5 ways you can use Augmented Reality in your business

Published Feb 06, 2018

Augmented Reality has been gaining steady popularity in the recent years. I like to believe that it is because it is not just another recipe for engagement, but a base ingredient with which businesses can make great products for all kinds of uses. Lately, we've been using AR with our clients for marketing and engagement (off course..), but also as a sales tool, and even an educational one.

Before we go into the content of this post, I want to be clear in defining what Augmented Reality is, and what it is not. Unlike Virtual Reality, we're not talking about completely immersing the user into a digital world like you've probably seen with Google Cardboard or Oculus Rift using 360-degree videos or video games. AR is the juxtaposition of digital elements in the real world, by means of using your environment, a trigger image, or even a GPS location.
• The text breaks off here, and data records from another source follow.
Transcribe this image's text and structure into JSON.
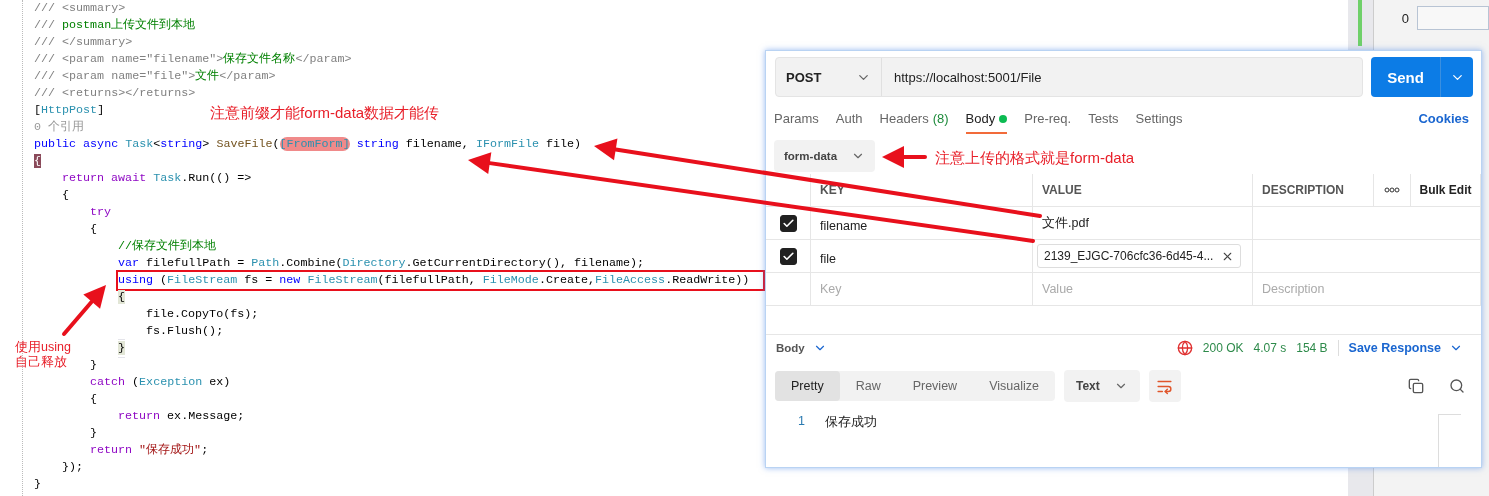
{
  "editor": {
    "lines": [
      {
        "tokens": [
          {
            "kind": "comment",
            "text": "/// <summary>"
          }
        ]
      },
      {
        "tokens": [
          {
            "kind": "comment",
            "text": "/// "
          },
          {
            "kind": "doc",
            "text": "postman上传文件到本地"
          }
        ]
      },
      {
        "tokens": [
          {
            "kind": "comment",
            "text": "/// </summary>"
          }
        ]
      },
      {
        "tokens": [
          {
            "kind": "comment",
            "text": "/// <param name=\"filename\">"
          },
          {
            "kind": "doc",
            "text": "保存文件名称"
          },
          {
            "kind": "comment",
            "text": "</param>"
          }
        ]
      },
      {
        "tokens": [
          {
            "kind": "comment",
            "text": "/// <param name=\"file\">"
          },
          {
            "kind": "doc",
            "text": "文件"
          },
          {
            "kind": "comment",
            "text": "</param>"
          }
        ]
      },
      {
        "tokens": [
          {
            "kind": "comment",
            "text": "/// <returns></returns>"
          }
        ]
      },
      {
        "tokens": [
          {
            "kind": "plain",
            "text": "["
          },
          {
            "kind": "type",
            "text": "HttpPost"
          },
          {
            "kind": "plain",
            "text": "]"
          }
        ]
      },
      {
        "tokens": [
          {
            "kind": "lens",
            "text": "0 个引用"
          }
        ]
      },
      {
        "tokens": [
          {
            "kind": "keyword",
            "text": "public async "
          },
          {
            "kind": "type",
            "text": "Task"
          },
          {
            "kind": "plain",
            "text": "<"
          },
          {
            "kind": "keyword",
            "text": "string"
          },
          {
            "kind": "plain",
            "text": "> "
          },
          {
            "kind": "method",
            "text": "SaveFile"
          },
          {
            "kind": "plain",
            "text": "("
          },
          {
            "kind": "marked",
            "text": "[FromForm]"
          },
          {
            "kind": "keyword",
            "text": " string "
          },
          {
            "kind": "plain",
            "text": "filename, "
          },
          {
            "kind": "type",
            "text": "IFormFile"
          },
          {
            "kind": "plain",
            "text": " file)"
          }
        ]
      },
      {
        "tokens": [
          {
            "kind": "brace-dark",
            "text": "{"
          }
        ]
      },
      {
        "tokens": [
          {
            "kind": "control",
            "text": "    return await "
          },
          {
            "kind": "type",
            "text": "Task"
          },
          {
            "kind": "plain",
            "text": ".Run(() =>"
          }
        ]
      },
      {
        "tokens": [
          {
            "kind": "plain",
            "text": "    {"
          }
        ]
      },
      {
        "tokens": [
          {
            "kind": "control",
            "text": "        try"
          }
        ]
      },
      {
        "tokens": [
          {
            "kind": "plain",
            "text": "        {"
          }
        ]
      },
      {
        "tokens": [
          {
            "kind": "doc",
            "text": "            //保存文件到本地"
          }
        ]
      },
      {
        "tokens": [
          {
            "kind": "keyword",
            "text": "            var "
          },
          {
            "kind": "plain",
            "text": "filefullPath = "
          },
          {
            "kind": "type",
            "text": "Path"
          },
          {
            "kind": "plain",
            "text": ".Combine("
          },
          {
            "kind": "type",
            "text": "Directory"
          },
          {
            "kind": "plain",
            "text": ".GetCurrentDirectory(), filename);"
          }
        ]
      },
      {
        "boxed": true,
        "tokens": [
          {
            "kind": "keyword",
            "text": "            using "
          },
          {
            "kind": "plain",
            "text": "("
          },
          {
            "kind": "type",
            "text": "FileStream"
          },
          {
            "kind": "plain",
            "text": " fs = "
          },
          {
            "kind": "keyword",
            "text": "new "
          },
          {
            "kind": "type",
            "text": "FileStream"
          },
          {
            "kind": "plain",
            "text": "(filefullPath, "
          },
          {
            "kind": "type",
            "text": "FileMode"
          },
          {
            "kind": "plain",
            "text": ".Create,"
          },
          {
            "kind": "type",
            "text": "FileAccess"
          },
          {
            "kind": "plain",
            "text": ".ReadWrite))"
          }
        ]
      },
      {
        "tokens": [
          {
            "kind": "brace-light",
            "text": "            {"
          }
        ]
      },
      {
        "tokens": [
          {
            "kind": "plain",
            "text": "                file.CopyTo(fs);"
          }
        ]
      },
      {
        "tokens": [
          {
            "kind": "plain",
            "text": "                fs.Flush();"
          }
        ]
      },
      {
        "current": true,
        "tokens": [
          {
            "kind": "brace-light",
            "text": "            }"
          }
        ]
      },
      {
        "tokens": [
          {
            "kind": "plain",
            "text": "        }"
          }
        ]
      },
      {
        "tokens": [
          {
            "kind": "control",
            "text": "        catch "
          },
          {
            "kind": "plain",
            "text": "("
          },
          {
            "kind": "type",
            "text": "Exception"
          },
          {
            "kind": "plain",
            "text": " ex)"
          }
        ]
      },
      {
        "tokens": [
          {
            "kind": "plain",
            "text": "        {"
          }
        ]
      },
      {
        "tokens": [
          {
            "kind": "control",
            "text": "            return "
          },
          {
            "kind": "plain",
            "text": "ex.Message;"
          }
        ]
      },
      {
        "tokens": [
          {
            "kind": "plain",
            "text": "        }"
          }
        ]
      },
      {
        "tokens": [
          {
            "kind": "control",
            "text": "        return "
          },
          {
            "kind": "string",
            "text": "\"保存成功\""
          },
          {
            "kind": "plain",
            "text": ";"
          }
        ]
      },
      {
        "tokens": [
          {
            "kind": "plain",
            "text": "    });"
          }
        ]
      },
      {
        "tokens": [
          {
            "kind": "plain",
            "text": "}"
          }
        ]
      }
    ]
  },
  "side_panel": {
    "value": "0"
  },
  "annotations": {
    "prefix_note": "注意前缀才能form-data数据才能传",
    "format_note": "注意上传的格式就是form-data",
    "using_note": [
      "使用using",
      "自己释放"
    ]
  },
  "postman": {
    "method": "POST",
    "url": "https://localhost:5001/File",
    "send": "Send",
    "tabs": [
      {
        "label": "Params",
        "selected": false
      },
      {
        "label": "Auth",
        "selected": false
      },
      {
        "label": "Headers",
        "count": "(8)",
        "selected": false
      },
      {
        "label": "Body",
        "selected": true,
        "dot": true
      },
      {
        "label": "Pre-req.",
        "selected": false
      },
      {
        "label": "Tests",
        "selected": false
      },
      {
        "label": "Settings",
        "selected": false
      }
    ],
    "cookies": "Cookies",
    "body_type": "form-data",
    "table": {
      "columns": [
        "KEY",
        "VALUE",
        "DESCRIPTION"
      ],
      "bulk_edit": "Bulk Edit",
      "rows": [
        {
          "checked": true,
          "key": "filename",
          "value": "文件.pdf",
          "kind": "text"
        },
        {
          "checked": true,
          "key": "file",
          "value": "2139_EJGC-706cfc36-6d45-4...",
          "kind": "file"
        }
      ],
      "new_row": [
        {
          "placeholder": "Key"
        },
        {
          "placeholder": "Value"
        },
        {
          "placeholder": "Description"
        }
      ]
    },
    "response": {
      "label": "Body",
      "status": "200 OK",
      "time": "4.07 s",
      "size": "154 B",
      "save": "Save Response",
      "views": [
        {
          "label": "Pretty",
          "selected": true
        },
        {
          "label": "Raw",
          "selected": false
        },
        {
          "label": "Preview",
          "selected": false
        },
        {
          "label": "Visualize",
          "selected": false
        }
      ],
      "format": "Text",
      "lines": [
        {
          "number": "1",
          "text": "保存成功"
        }
      ]
    }
  }
}
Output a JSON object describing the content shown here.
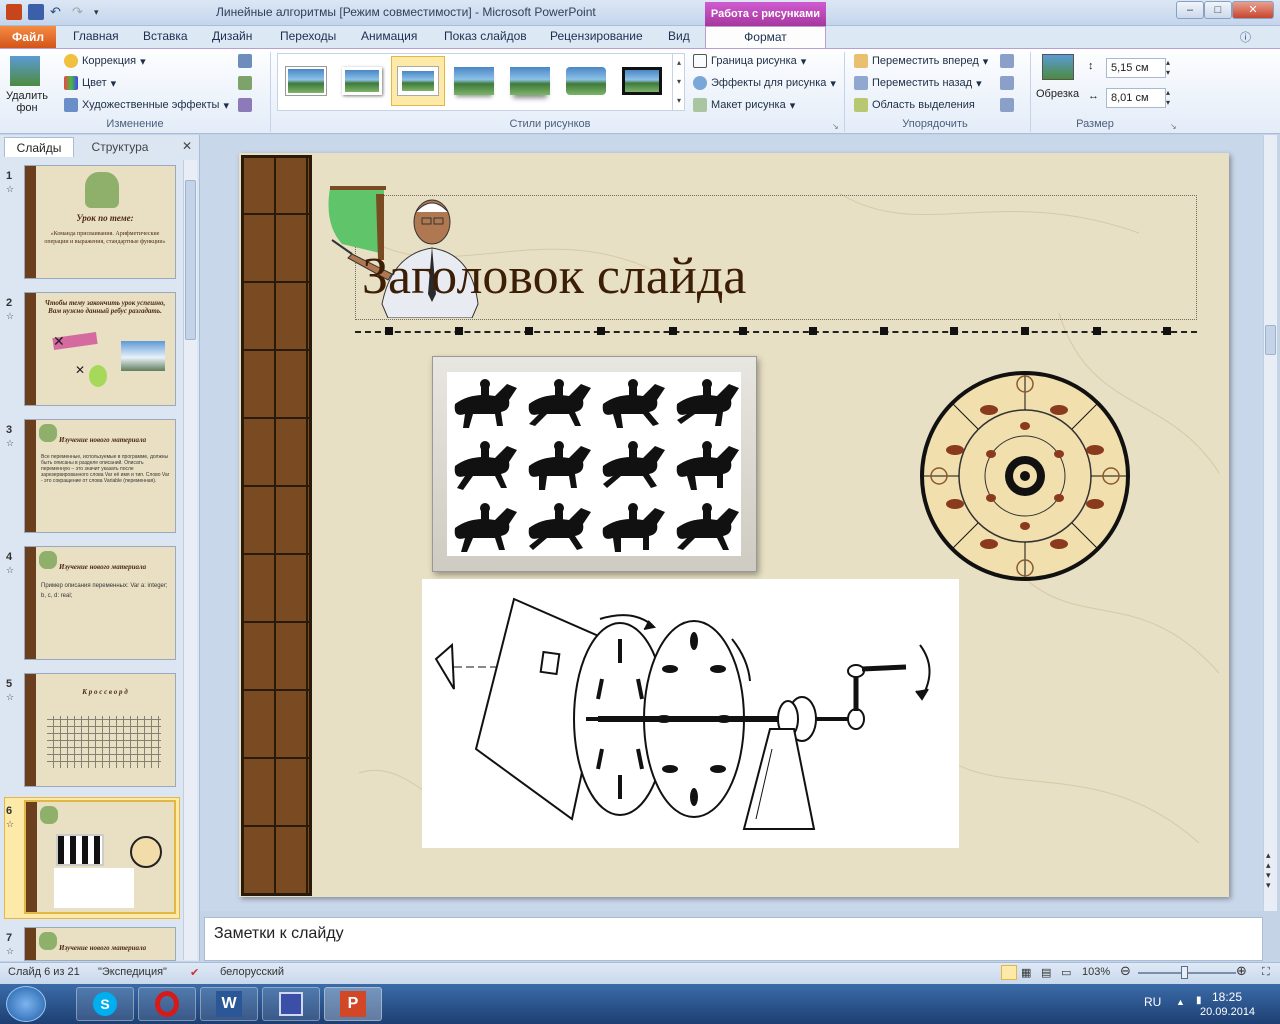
{
  "window": {
    "title": "Линейные алгоритмы [Режим совместимости]  -  Microsoft PowerPoint",
    "context_group": "Работа с рисунками",
    "controls": {
      "minimize": "–",
      "maximize": "□",
      "close": "✕"
    }
  },
  "tabs": {
    "file": "Файл",
    "items": [
      "Главная",
      "Вставка",
      "Дизайн",
      "Переходы",
      "Анимация",
      "Показ слайдов",
      "Рецензирование",
      "Вид"
    ],
    "active": "Формат"
  },
  "ribbon": {
    "remove_bg": {
      "line1": "Удалить",
      "line2": "фон"
    },
    "adjust": {
      "correction": "Коррекция",
      "color": "Цвет",
      "artistic": "Художественные эффекты",
      "label": "Изменение"
    },
    "styles": {
      "label": "Стили рисунков",
      "border": "Граница рисунка",
      "effects": "Эффекты для рисунка",
      "layout": "Макет рисунка"
    },
    "arrange": {
      "forward": "Переместить вперед",
      "backward": "Переместить назад",
      "selection": "Область выделения",
      "label": "Упорядочить"
    },
    "size": {
      "crop": "Обрезка",
      "height": "5,15 см",
      "width": "8,01 см",
      "label": "Размер"
    }
  },
  "left_panel": {
    "tab_slides": "Слайды",
    "tab_outline": "Структура",
    "close": "✕",
    "slides": [
      {
        "num": "1",
        "title": "Урок по теме:",
        "text": "«Команда присваивания. Арифметические операции и выражения, стандартные функции»"
      },
      {
        "num": "2",
        "title": "Чтобы тему закончить урок успешно, Вам нужно данный ребус разгадать.",
        "text": ""
      },
      {
        "num": "3",
        "title": "Изучение нового материала",
        "text": "Все переменные, используемые в программе, должны быть описаны в разделе описаний. Описать переменную – это значит указать после зарезервированного слова Var её имя и тип. Слово Var - это сокращение от слова Variable (переменная)."
      },
      {
        "num": "4",
        "title": "Изучение нового материала",
        "text": "Пример описания переменных: Var a: integer; b, c, d: real;"
      },
      {
        "num": "5",
        "title": "К р о с с в о р д",
        "text": ""
      },
      {
        "num": "6",
        "title": "",
        "text": ""
      },
      {
        "num": "7",
        "title": "Изучение нового материала",
        "text": ""
      }
    ]
  },
  "slide": {
    "title": "Заголовок слайда"
  },
  "notes": {
    "placeholder": "Заметки к слайду"
  },
  "status": {
    "slide_of": "Слайд 6 из 21",
    "theme": "\"Экспедиция\"",
    "language": "белорусский",
    "zoom": "103%"
  },
  "taskbar": {
    "lang": "RU",
    "time": "18:25",
    "date": "20.09.2014"
  },
  "colors": {
    "accent_file": "#d4541a",
    "context": "#a6379f",
    "slide_bg": "#e8e0c4",
    "title": "#3c1d06"
  }
}
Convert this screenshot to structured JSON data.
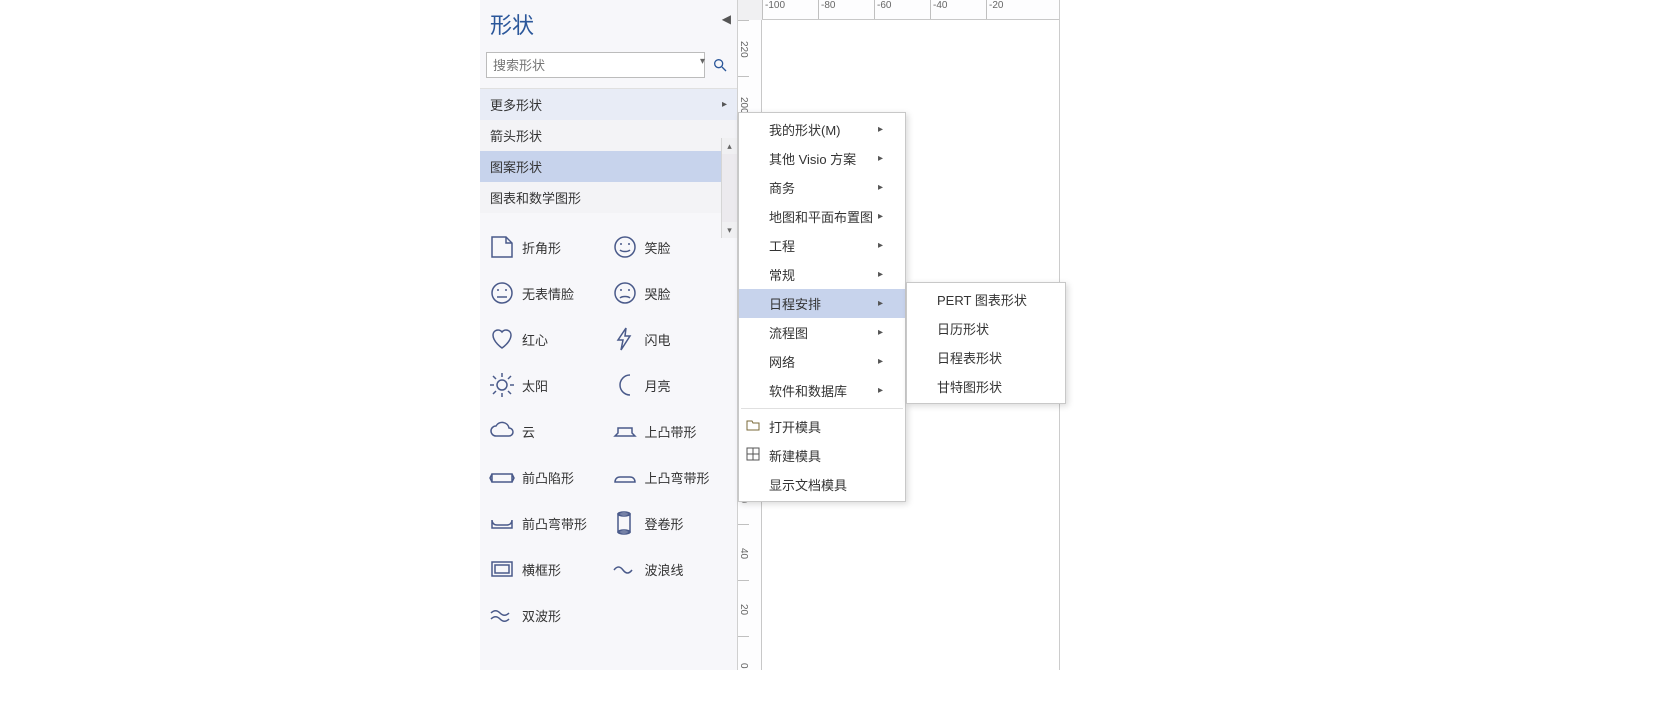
{
  "panel": {
    "title": "形状",
    "search_placeholder": "搜索形状",
    "categories": {
      "more": "更多形状",
      "arrows": "箭头形状",
      "patterns": "图案形状",
      "charts_math": "图表和数学图形"
    }
  },
  "shapes": [
    {
      "name": "折角形",
      "icon": "dogear"
    },
    {
      "name": "笑脸",
      "icon": "smile"
    },
    {
      "name": "无表情脸",
      "icon": "neutral"
    },
    {
      "name": "哭脸",
      "icon": "frown"
    },
    {
      "name": "红心",
      "icon": "heart"
    },
    {
      "name": "闪电",
      "icon": "bolt"
    },
    {
      "name": "太阳",
      "icon": "sun"
    },
    {
      "name": "月亮",
      "icon": "moon"
    },
    {
      "name": "云",
      "icon": "cloud"
    },
    {
      "name": "上凸带形",
      "icon": "ribbon-up"
    },
    {
      "name": "前凸陷形",
      "icon": "ribbon-front"
    },
    {
      "name": "上凸弯带形",
      "icon": "ribbon-curve-up"
    },
    {
      "name": "前凸弯带形",
      "icon": "ribbon-curve-front"
    },
    {
      "name": "登卷形",
      "icon": "scroll"
    },
    {
      "name": "横框形",
      "icon": "frame"
    },
    {
      "name": "波浪线",
      "icon": "wave"
    },
    {
      "name": "双波形",
      "icon": "double-wave"
    }
  ],
  "ruler_h": [
    "-100",
    "-80",
    "-60",
    "-40",
    "-20"
  ],
  "ruler_v": [
    "220",
    "200",
    "",
    "",
    "",
    "",
    "",
    "",
    "60",
    "40",
    "20",
    "0"
  ],
  "menu1": [
    {
      "label": "我的形状(M)",
      "sub": true
    },
    {
      "label": "其他 Visio 方案",
      "sub": true
    },
    {
      "label": "商务",
      "sub": true
    },
    {
      "label": "地图和平面布置图",
      "sub": true
    },
    {
      "label": "工程",
      "sub": true
    },
    {
      "label": "常规",
      "sub": true
    },
    {
      "label": "日程安排",
      "sub": true,
      "highlight": true
    },
    {
      "label": "流程图",
      "sub": true
    },
    {
      "label": "网络",
      "sub": true
    },
    {
      "label": "软件和数据库",
      "sub": true
    },
    {
      "sep": true
    },
    {
      "label": "打开模具",
      "icon": "open"
    },
    {
      "label": "新建模具",
      "icon": "new"
    },
    {
      "label": "显示文档模具"
    }
  ],
  "menu2": [
    {
      "label": "PERT 图表形状"
    },
    {
      "label": "日历形状"
    },
    {
      "label": "日程表形状"
    },
    {
      "label": "甘特图形状"
    }
  ]
}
As I started saying, I believe this can be transformed into several things depending on the nature of your business, and your goals.

Here are 5 examples:


One of my favorite examples of this was developed by Ikea. They allowed their clients to go beyond imagining how a product would look on their house into actually placing it there using AR. Although this was made years ago, and the reliability of the tools wasn't what it is today, the app was a huge success (it had 8.3 million users!). They understood not only how to engage their clients, but how to provide them more accurate information. In other words, they found out how to give applicability to their app (you would think this was more common sense) and made it not only fun, but useful.


You might have noticed that printed advertising is rapidly declining in popularity. One of the obvious reasons is the limited availability of information that can be compressed into a one-page ad, or even a whole catalog. Google's latest research on consumption emphasizes that brands need to be there in their consumers critical moment of decision, and that means be there with relevant information. A cool way that we pitched this for an agency a while ago was to provide users with a way to try out all of a brand's watches (and I mean all of their watches) in and out of the store where users might be privy to a few-to-no physical SKUs available for them to try. The result was an impressive way to bring content to a client that just might not be there at the moment.

    New technologies engage. I believe there is an expiration date on the ability to call AR a 'new' technology, but as long as its not mainstream, people will keep sharing their experiences with AR both in and out of their houses and stores on social media. Lego did a really cool project by allowing people to see their products built in store with the help of a TV, a camera, and AR.

As long as its not mainstream, people will keep sharing their experiences with AR on social media
The campaign received loads of free publicity, among which there was an article in fastcompany.com calling Lego The Apple of Toys.

    Most people don't think of apps in general as having a function in companies beyond the marketing department, but some of our most successful projects have actually been exclusive to the sales, HR, or logistics departments within companies.

One cool example was using AR to provide Duracell's sales team with an opportunity to increase their sales by focusing on placing more branded displays in the stores. By using markerless detection (using the environment's own textures and colors), we showed them in the sales floor digitally and showed product information without having to carry the actual thing from place to place.

    Finally, AR can be very useful when providing guidance to users in or out of the store. In supermarkets for example, triggers can be configured to give directions to users and help them find their products faster.

In a more general sense, you can provide users with education about your product that they can interact with, for example a fully animated 3D model of a complex product that needs to be seen from different perspectives to be fully grasped (a car or a tool, for example).

To summarize, AR is not only a tool that you can use in advertising, but a means to be there for your client with the relevant information they need, in a more dynamic manner and, at least for now, in a more engaging way.